Integrate sin^4 x + cos^4 x / sin^3x + cos^3 x dx

Answer 1

 This was tough.  Perhaps there is a simpler method for this..I did this as follows...
As the power of terms in the numerator is higher than those in the denominator, First find the partial fractions.  Then integrate.
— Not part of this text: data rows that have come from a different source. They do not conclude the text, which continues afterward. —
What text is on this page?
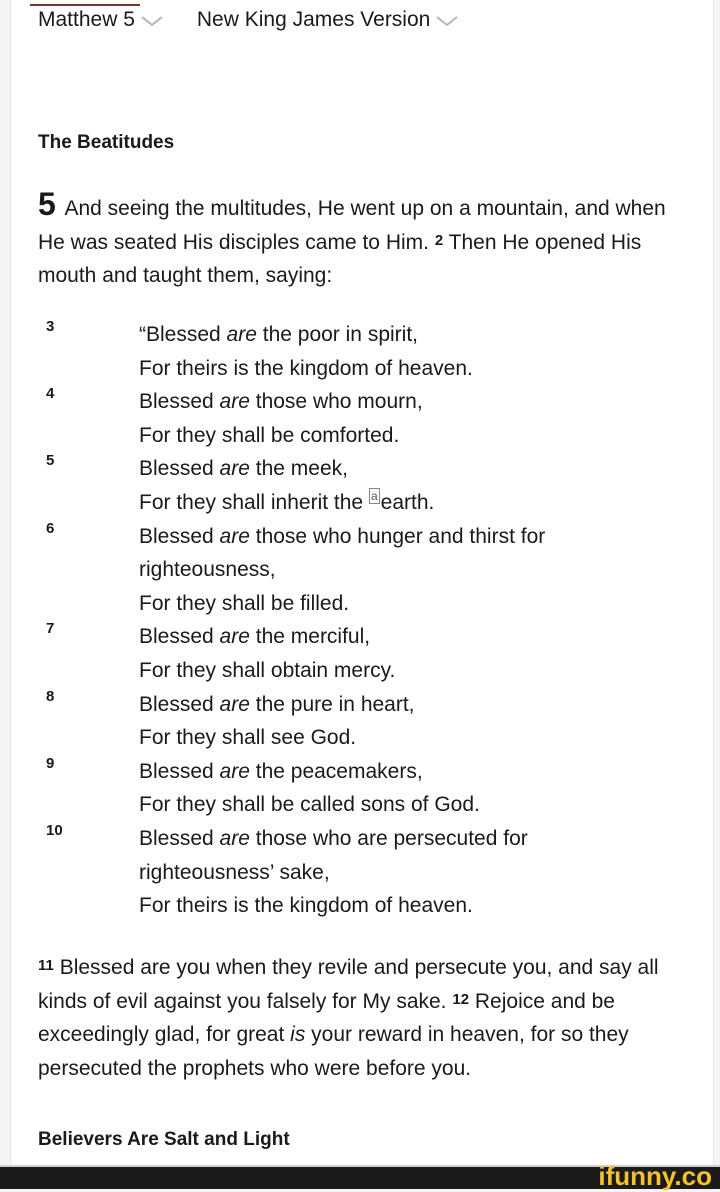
Matthew 5	New King James Version
The Beatitudes
5 And seeing the multitudes, He went up on a mountain, and when He was seated His disciples came to Him. $^2$ Then He opened His mouth and taught them, saying:
3	“Blessed are the poor in spirit,
For theirs is the kingdom of heaven.
4	Blessed are those who mourn,
For they shall be comforted.
5	Blessed are the meek,
For they shall inherit the $^a$ earth.
6	Blessed are those who hunger and thirst for
righteousness,
For they shall be filled.
7	Blessed are the merciful,
For they shall obtain mercy.
8	Blessed are the pure in heart,
For they shall see God.
9	Blessed are the peacemakers,
For they shall be called sons of God.
10	Blessed are those who are persecuted for
righteousness’ sake,
For theirs is the kingdom of heaven.
$^{11}$ Blessed are you when they revile and persecute you, and say all kinds of evil against you falsely for My sake. $^{12}$ Rejoice and be exceedingly glad, for great is your reward in heaven, for so they persecuted the prophets who were before you.
Believers Are Salt and Light
ifunny.co
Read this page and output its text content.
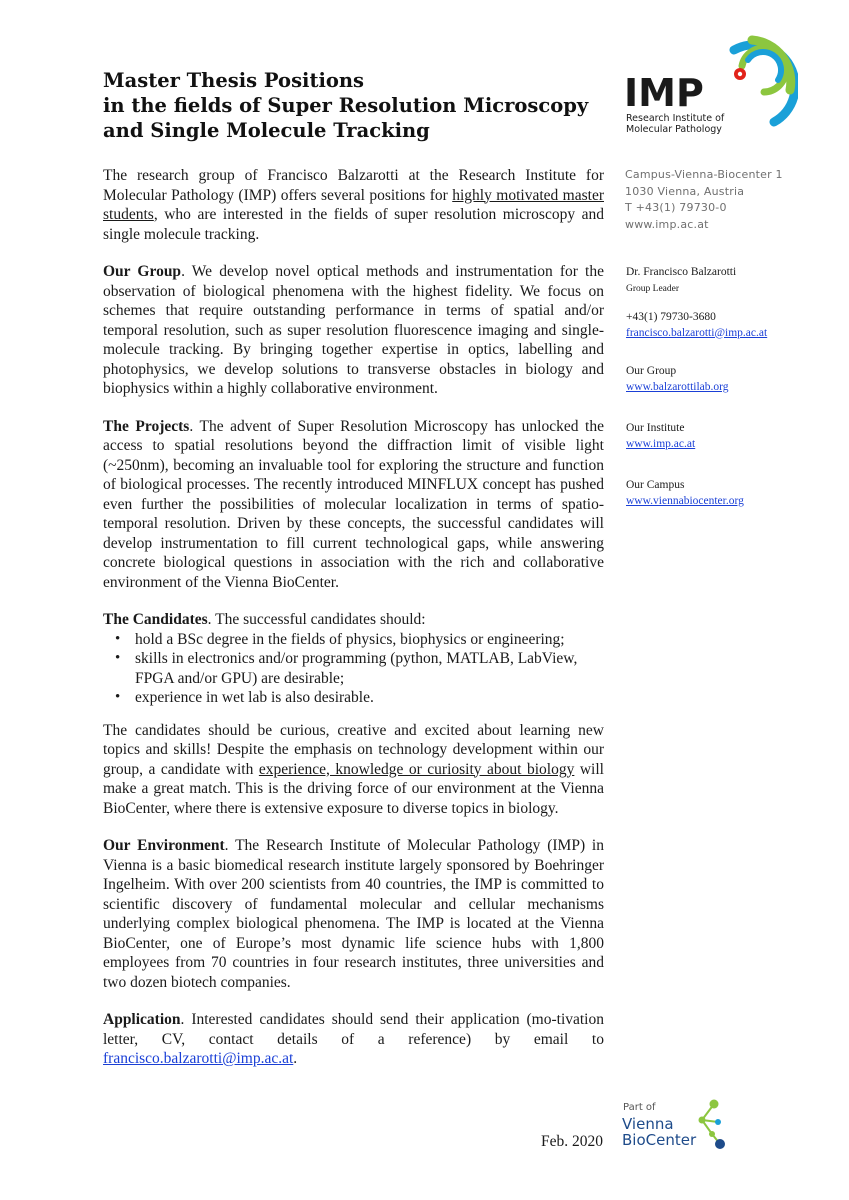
Master Thesis Positions
in the fields of Super Resolution Microscopy
and Single Molecule Tracking
IMP
Research Institute of
Molecular Pathology
Campus-Vienna-Biocenter 1
1030 Vienna, Austria
T +43(1) 79730-0
www.imp.ac.at
Dr. Francisco Balzarotti
Group Leader
+43(1) 79730-3680
francisco.balzarotti@imp.ac.at
Our Group
www.balzarottilab.org
Our Institute
www.imp.ac.at
Our Campus
www.viennabiocenter.org

The research group of Francisco Balzarotti at the Research Institute for Molecular Pathology (IMP) offers several positions for highly motivated master students, who are interested in the fields of super resolution microscopy and single molecule tracking.

Our Group. We develop novel optical methods and instrumentation for the observation of biological phenomena with the highest fidelity. We focus on schemes that require outstanding performance in terms of spatial and/or temporal resolution, such as super resolution fluorescence imaging and single-molecule tracking. By bringing together expertise in optics, labelling and photophysics, we develop solutions to transverse obstacles in biology and biophysics within a highly collaborative environment.

The Projects. The advent of Super Resolution Microscopy has unlocked the access to spatial resolutions beyond the diffraction limit of visible light (~250nm), becoming an invaluable tool for exploring the structure and function of biological processes. The recently introduced MINFLUX concept has pushed even further the possibilities of molecular localization in terms of spatio-temporal resolution. Driven by these concepts, the successful candidates will develop instrumentation to fill current technological gaps, while answering concrete biological questions in association with the rich and collaborative environment of the Vienna BioCenter.

The Candidates. The successful candidates should:

• hold a BSc degree in the fields of physics, biophysics or engineering;
• skills in electronics and/or programming (python, MATLAB, LabView, FPGA and/or GPU) are desirable;
• experience in wet lab is also desirable.

The candidates should be curious, creative and excited about learning new topics and skills! Despite the emphasis on technology development within our group, a candidate with experience, knowledge or curiosity about biology will make a great match. This is the driving force of our environment at the Vienna BioCenter, where there is extensive exposure to diverse topics in biology.

Our Environment. The Research Institute of Molecular Pathology (IMP) in Vienna is a basic biomedical research institute largely sponsored by Boehringer Ingelheim. With over 200 scientists from 40 countries, the IMP is committed to scientific discovery of fundamental molecular and cellular mechanisms underlying complex biological phenomena. The IMP is located at the Vienna BioCenter, one of Europe’s most dynamic life science hubs with 1,800 employees from 70 countries in four research institutes, three universities and two dozen biotech companies.

Application. Interested candidates should send their application (mo-tivation letter, CV, contact details of a reference) by email to francisco.balzarotti@imp.ac.at.

Feb. 2020
Part of
Vienna
BioCenter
$f(x)=\frac{sin^4x+cos^4x}{sin^3x+cos^3x}=\frac{(sin^2x+cos^2x)^2-2Sin^2xcos^2x}{(sinx+cosx)(sin^2x-sinx\ cosx+cos^2x)}\\\\=\frac{1-sin^22x/2}{(sinx+cosx)(1-sin2x/2)}=\frac{2-sin^22x}{(sinx+cosx)(2-sin2x)}\\\\=\frac{(2+sin2x)(2-sin2x)-2}{(sinx+cosx)(2-sin2x)}\\\\=\frac{2+sin2x}{sinx+cosx}-\frac{2}{(sinx+cosx)(2-sin2x)}\\\\f(x)= \frac{1+(sinx+cosx)^2}{(sinx+cosx)}-\frac{1}{\sqrt2sin(\frac{\pi}{4}+x)(1-sinx\ cosx)}$

let  (π/4 + x) = y
 we use the identities as below:
       cos x + sin x = √2 Sin (π/4 +x)
       cos x - sin x = √2 Sin (π/4 - x)  = √2 Cos (π/4 + x)
      (cos x  - sin x)² = 2 (1 - Sin² y)

$f(x) = \frac{1}{\sqrt2}cosec(\frac{\pi}{4}+x)+\sqrt2Sin(\frac{\pi}{4}+x)-\frac{2}{\sqrt2Sin(\frac{\pi}{4}+x)[1+(sinx-cosx)^2]}\\\\=\frac{1}{\sqrt2}cosec\ y+\sqrt2\ Sin\ y-\frac{\sqrt2}{Sin\ y [1+2Sin^2(\frac{\pi}{2}-y)]}\\\\=\frac{1}{\sqrt2}cosec\ y+\sqrt2\ Sin\ y-\frac{\sqrt2}{Sin y *(3-2Sin^2y)}\\\\=\frac{1}{\sqrt2}cosec\ y+\sqrt2\ Sin\ y-\frac{\sqrt2}{3Sin y}-\frac{2\sqrt2siny}{3(3-2Sin^2y)}\\\\f(x) = \frac{1}{3\sqrt2}cosec\ y+\sqrt2sin\ y+\frac{-2\sqrt2 siny}{3*(1+(\sqrt2Cosy)^2)}$

Now integrate the expression easily now.   The answer is :

$I=-\frac{1}{3\sqrt2}Ln|Cosec\ y+Cot\ y |-\sqrt2\ Cos\ y+\frac{2}{3}Tan^{-1}(\sqrt2*Cosy),\\\\where\ y=\frac{\pi}{4}+x\\\\\I=\frac{1}{3\sqrt2}\ Ln | tan(\frac{\pi}{8} + \frac{x}{2})| - cos x + sin x + \frac{2}{3}\ Tan^{-1}(Cos x - Sin x)$

Now you can verify this answer by differentiating and adding the terms.

I hope that is understood with not much difficulty.  It seems a bit lengthy and tough.